Marissa Giustina is an American physicist who is a senior research scientist at the Quantum Artificial Intelligence Lab. Her research considers the development of quantum computing and experimental tests of quantum theory.

== Early life and education ==
Giustina became interested in computing as a child. She was an undergraduate student in mathematics at the Mary Baldwin University, where she had one woman physics teacher, who inspired her to pursue a career in engineering. She moved to the Thayer School of Engineering at Dartmouth College for undergraduate and graduate studies, where she was mentored by Lorenza Viola. Her research considered the photoresponse of black silicon below the silicon bandgap. She moved to the University of Vienna in 2010, where she started doctoral research in the Institute for Quantum Optics and Quantum Information. As part of her research, she developed an experiment to demonstrate quantum entanglement.

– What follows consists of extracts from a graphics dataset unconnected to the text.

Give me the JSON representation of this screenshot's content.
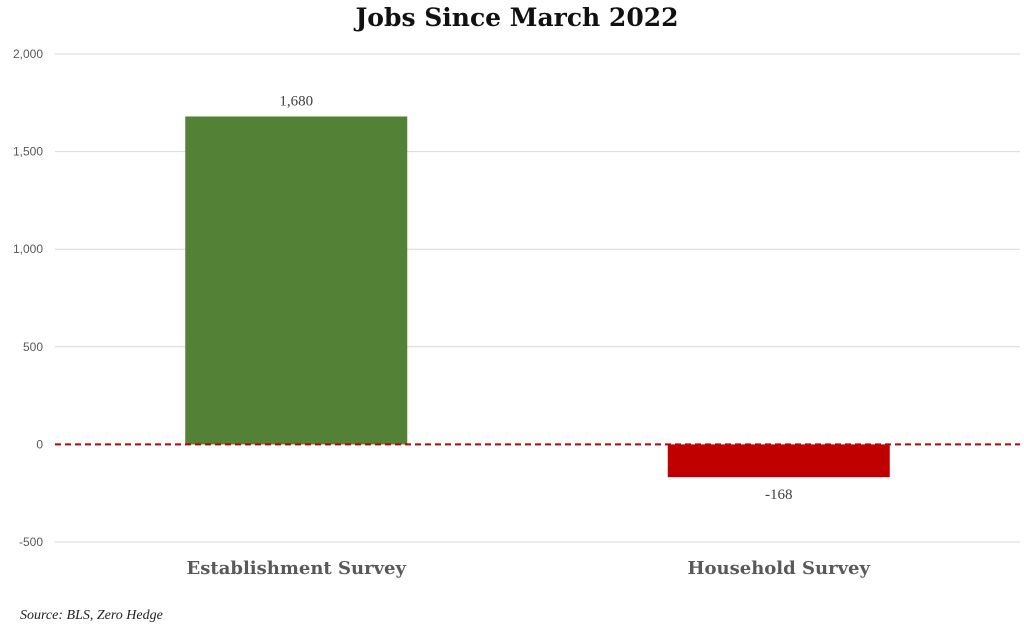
{
  "chart_data": {
    "type": "bar",
    "title": "Jobs Since March 2022",
    "categories": [
      "Establishment Survey",
      "Household Survey"
    ],
    "values": [
      1680,
      -168
    ],
    "value_labels": [
      "1,680",
      "-168"
    ],
    "colors": [
      "#538135",
      "#c00000"
    ],
    "ylim": [
      -500,
      2000
    ],
    "yticks": [
      2000,
      1500,
      1000,
      500,
      0,
      -500
    ],
    "ytick_labels": [
      "2,000",
      "1,500",
      "1,000",
      "500",
      "0",
      "-500"
    ],
    "xlabel": "",
    "ylabel": "",
    "grid": true,
    "legend": "none",
    "zero_line_color": "#c00000"
  },
  "source": "Source: BLS, Zero Hedge"
}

The equipment was based at the Hofburg Palace , and generated entangled pairs of photons which were coupled into glass fibres that were carried to measurement stations. The measurement stations included a random number generator to choose which orientation to measure the photon polarization in, and superconducting detectors to determine whether the photons had arrived. Her research provided validation for quantum entanglement. The extraordinary detection sensitivity and spatial separation between the pair of detectors were enough to make the result a definitive proof of entanglement. Her research on loophole-free texting of Bell experiments was recognized with the Paul Ehrenfest Best Paper Award.

== Research and career ==
Giustina joined the Google Quantum Artificial Intelligence Lab in 2016. She develops quantum computers, which store information in a compressed form using quantum states. Her quantum computers are based on nonlinear superconducting elements, which comprise a Josephson junction integrated as a non-linear element. This type of circuit operates at frequencies close to 5 GHz and produces two discrete states (0 and 1) as well as superpositions of states. She is working to improve the functionality of quantum processors and attempting overcome decoherence.

Giustina serves on the advisory board of the United States Department of Energy National Quantum Initiative Advisory Committee. In 2020, she was selected as one of Fortunes 40 Under 40, and in 2021 she was listed in the Future Tech Awards Future 50.

In 2021, Giustina took part in Homeward Bound, an Australian leadership program.